Childless New Jersey special needs teacher left $1million in her will to her school

Genevieve Via Cava (pictured) died aged 89 in 2011, a decade after she retired from her role at Dumont Public Schools

A childless New Jersey special needs teacher has left $1million in her will to her students.

Genevieve Via Cava died aged 89 in 2011, a decade after she retired from her role at Dumont Public Schools.

Now, seven years after the beloved  teacher’s death, Dumont received a surprise from her estate; a $1 million check.

School superintendent Emanuele Triggiano called it ‘a blessing.’

‘I wasn’t surprised that she was going to be donating something,’ Triggiano told the New York Times. ‘The surprise was the amount of money she sent to us.’

Friends of Cava, who had no children or immediate family, had grown up in the Depression and spent her life scrimping and saving.

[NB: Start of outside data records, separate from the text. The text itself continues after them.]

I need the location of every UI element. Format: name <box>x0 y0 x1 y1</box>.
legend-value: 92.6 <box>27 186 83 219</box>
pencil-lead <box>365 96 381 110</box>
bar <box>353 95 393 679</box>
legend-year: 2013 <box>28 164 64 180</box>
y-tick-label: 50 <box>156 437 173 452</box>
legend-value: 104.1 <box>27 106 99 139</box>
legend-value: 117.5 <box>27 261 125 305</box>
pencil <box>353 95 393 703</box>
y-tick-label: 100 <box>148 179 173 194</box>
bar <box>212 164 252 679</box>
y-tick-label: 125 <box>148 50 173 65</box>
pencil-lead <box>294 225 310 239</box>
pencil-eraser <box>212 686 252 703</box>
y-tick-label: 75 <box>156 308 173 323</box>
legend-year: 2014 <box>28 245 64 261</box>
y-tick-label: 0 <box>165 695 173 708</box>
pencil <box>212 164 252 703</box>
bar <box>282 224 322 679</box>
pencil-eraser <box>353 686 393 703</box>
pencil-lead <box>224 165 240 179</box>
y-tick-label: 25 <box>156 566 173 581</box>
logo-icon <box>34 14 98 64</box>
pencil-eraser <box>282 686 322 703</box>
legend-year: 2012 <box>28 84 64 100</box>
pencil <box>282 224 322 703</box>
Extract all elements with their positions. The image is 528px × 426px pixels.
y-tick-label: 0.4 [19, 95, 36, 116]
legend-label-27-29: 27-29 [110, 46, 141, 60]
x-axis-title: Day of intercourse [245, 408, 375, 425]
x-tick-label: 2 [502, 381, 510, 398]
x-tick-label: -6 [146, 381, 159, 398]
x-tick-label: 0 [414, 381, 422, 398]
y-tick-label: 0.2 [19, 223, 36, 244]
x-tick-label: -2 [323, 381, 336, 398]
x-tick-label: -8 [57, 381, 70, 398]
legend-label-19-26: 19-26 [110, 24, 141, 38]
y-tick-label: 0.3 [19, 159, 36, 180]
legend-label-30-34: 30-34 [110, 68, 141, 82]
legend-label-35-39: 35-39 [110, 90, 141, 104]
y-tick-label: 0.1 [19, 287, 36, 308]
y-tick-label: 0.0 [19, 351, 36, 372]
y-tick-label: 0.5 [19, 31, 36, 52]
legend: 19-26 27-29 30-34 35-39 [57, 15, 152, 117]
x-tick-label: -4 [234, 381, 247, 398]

By the time of her death, she had saved $1 million which will be used to create a scholarship for special needs students. 

Beginning with next spring’s high school graduates, the scholarship fund will be available to special education students planning to continue their education. Students will be able to received up to $25,000 per individual.  

‘In the event the scholarship fund grows to the extent that two or more scholarships can be made available, we can then give it to additional students,’ Triggiano said.

Cava spent 45 years as a special needs teacher at the middle school and high school levels in Bergen County, in northern New Jersey, where she was a beloved and dedicated teacher. 

Cava spent 45 years as a special needs teacher at the Dumont Public Schools in Bergen County, in northern New Jersey (pictured) 

Cava spent 45 years as a special needs teacher at the Dumont Public Schools in Bergen County, in northern New Jersey (pictured) 

The school district’s business administrator, Kevin Cartotto, said he was stunned by the move, but if anyone was to make such a grand generous gesture, it would be Cava.

Cava’s friend Richard Jablonski, 63, who was also executor of her will, said she’d managed to save an incredible amount of money over the years by her resourcefulness.  

She refused to buy full price clothes, or even buy the hearing aids she needed and stopped going on vacation after her husband died. 

Her generosity didn’t end with the check either. Jablonski said she cared about her students both inside and outside the classroom. She even helped several of her former students, by then in their 20s or 30s, find jobs.

‘She was an amazing woman who could light up a room just by walking in,’ Jablonski told NorthJersey.com. ‘She had a smile that was unbelievable. She could talk to anybody just to start conversation with them, and by the time they walked away, they would be hugging.’ 

He added that he was glad her act of generosity would mean she would not be forgotten.